Designer Brands Inc (DBI)

Solvency ratios

Feb 3, 2024 Oct 28, 2023 Jul 29, 2023 Apr 29, 2023 Jan 28, 2023 Oct 29, 2022 Jul 30, 2022 Apr 30, 2022 Jan 29, 2022 Oct 30, 2021 Jul 31, 2021 May 1, 2021 Jan 30, 2021 Oct 31, 2020 Aug 1, 2020 May 2, 2020 Feb 1, 2020 Nov 2, 2019 Aug 3, 2019 May 4, 2019
Debt-to-assets ratio 0.00 0.00 0.00 0.00 0.00 0.19 0.18 0.15 0.11 0.08 0.09 0.14 0.14 0.12 0.17 0.00 0.00 0.00 0.00 0.00
Debt-to-capital ratio 0.00 0.00 0.00 0.00 0.00 0.52 0.52 0.42 0.35 0.30 0.37 1.01 1.01 1.02 1.01
Debt-to-equity ratio 0.00 0.00 0.00 0.00 0.00 1.08 1.07 0.74 0.55 0.42 0.59
Financial leverage ratio 5.73 5.46 4.64 4.82 4.61 5.66 5.82 5.01 4.89 5.32 6.26

Designer Brands Inc's solvency ratios have shown consistency in terms of debt levels relative to assets, capital, and equity. The debt-to-assets and debt-to-capital ratios have been stable at low levels, indicating minimal reliance on debt to finance assets or operations. However, there was a slight increase in the debt-to-equity ratio over the period, although it remained relatively low.

The financial leverage ratio fluctuated over the period, suggesting some variability in the company's overall leverage. Overall, Designer Brands Inc appears to maintain a balanced mix of debt and equity in its capital structure, with a prudent approach to managing its solvency and financial risk.


Coverage ratios

Feb 3, 2024 Oct 28, 2023 Jul 29, 2023 Apr 29, 2023 Jan 28, 2023 Oct 29, 2022 Jul 30, 2022 Apr 30, 2022 Jan 29, 2022 Oct 30, 2021 Jul 31, 2021 May 1, 2021 Jan 30, 2021 Oct 31, 2020 Aug 1, 2020 May 2, 2020 Feb 1, 2020 Nov 2, 2019 Aug 3, 2019 May 4, 2019
Interest coverage 2.25 4.15 6.47 8.31 12.60 11.50 11.82 9.19 6.39 3.45 -1.39 -8.08 -25.55 -37.49 -56.70 -43.33 21.41 12.05 14.28 14.25

The interest coverage ratio of Designer Brands Inc has shown significant fluctuations over the past few reporting periods. The ratio indicates the company's ability to cover its interest expenses with its operating income.

From May 2019 to January 2021, the interest coverage ratio steadily increased from 14.25 to 11.82, suggesting an improving ability to meet interest obligations. However, starting from the reporting period in May 2021, the interest coverage ratio experienced a sharp decline, reaching negative territory in the period ending July 31, 2021.

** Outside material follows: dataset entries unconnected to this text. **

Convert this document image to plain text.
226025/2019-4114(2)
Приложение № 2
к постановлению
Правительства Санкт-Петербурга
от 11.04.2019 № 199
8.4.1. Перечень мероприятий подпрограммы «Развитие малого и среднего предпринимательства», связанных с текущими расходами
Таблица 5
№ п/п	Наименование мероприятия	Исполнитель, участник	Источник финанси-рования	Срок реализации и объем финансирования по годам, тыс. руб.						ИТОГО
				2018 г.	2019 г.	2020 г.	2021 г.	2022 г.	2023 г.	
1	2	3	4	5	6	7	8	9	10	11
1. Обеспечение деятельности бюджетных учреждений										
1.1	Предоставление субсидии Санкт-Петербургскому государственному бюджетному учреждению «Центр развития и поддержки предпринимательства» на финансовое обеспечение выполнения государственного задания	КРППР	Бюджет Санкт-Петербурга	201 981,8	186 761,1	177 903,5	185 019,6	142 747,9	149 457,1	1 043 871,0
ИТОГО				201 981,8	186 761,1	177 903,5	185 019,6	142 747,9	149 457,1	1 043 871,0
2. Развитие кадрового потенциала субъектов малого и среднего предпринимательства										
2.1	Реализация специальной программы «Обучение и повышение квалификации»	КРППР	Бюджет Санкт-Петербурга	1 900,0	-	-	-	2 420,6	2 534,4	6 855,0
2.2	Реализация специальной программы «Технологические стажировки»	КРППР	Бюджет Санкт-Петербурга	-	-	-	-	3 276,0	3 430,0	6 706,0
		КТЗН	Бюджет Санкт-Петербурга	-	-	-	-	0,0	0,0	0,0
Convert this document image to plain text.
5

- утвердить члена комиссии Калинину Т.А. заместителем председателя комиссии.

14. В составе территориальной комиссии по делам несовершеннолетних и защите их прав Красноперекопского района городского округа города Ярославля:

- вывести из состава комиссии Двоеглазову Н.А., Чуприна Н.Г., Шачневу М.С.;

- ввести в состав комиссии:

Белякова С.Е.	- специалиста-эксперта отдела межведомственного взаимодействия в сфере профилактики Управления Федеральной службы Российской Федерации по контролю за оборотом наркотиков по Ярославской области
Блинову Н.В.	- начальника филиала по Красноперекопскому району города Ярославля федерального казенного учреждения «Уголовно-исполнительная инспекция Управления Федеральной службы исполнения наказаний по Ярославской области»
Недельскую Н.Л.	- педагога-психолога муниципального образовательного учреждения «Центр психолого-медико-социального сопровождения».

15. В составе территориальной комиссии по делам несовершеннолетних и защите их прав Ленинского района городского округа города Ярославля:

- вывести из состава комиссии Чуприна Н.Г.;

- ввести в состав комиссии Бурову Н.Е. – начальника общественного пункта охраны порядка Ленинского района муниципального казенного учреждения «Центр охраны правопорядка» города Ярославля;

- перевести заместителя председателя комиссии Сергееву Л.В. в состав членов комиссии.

The negative interest coverage ratios in the latter part of 2021 and early 2022 (ending May 1, 2021, and January 30, 2021) indicate that Designer Brands Inc was not generating sufficient operating income to cover its interest expenses during those periods. This is a cause for concern as it signifies potential financial distress and may raise questions about the company's solvency.

The subsequent improvement in the interest coverage ratio from July 30, 2022, to October 28, 2023, reaching a peak of 12.60, reflects a positive trend of increased ability to cover interest expenses with operating income. This improvement suggests a rebound in the company's financial performance and a stronger financial position.

Overall, the fluctuations in Designer Brands Inc's interest coverage ratio indicate varying levels of financial health and operational efficiency over the analyzed reporting periods. It is essential for the company to maintain a healthy interest coverage ratio to ensure financial stability and meet its debt obligations.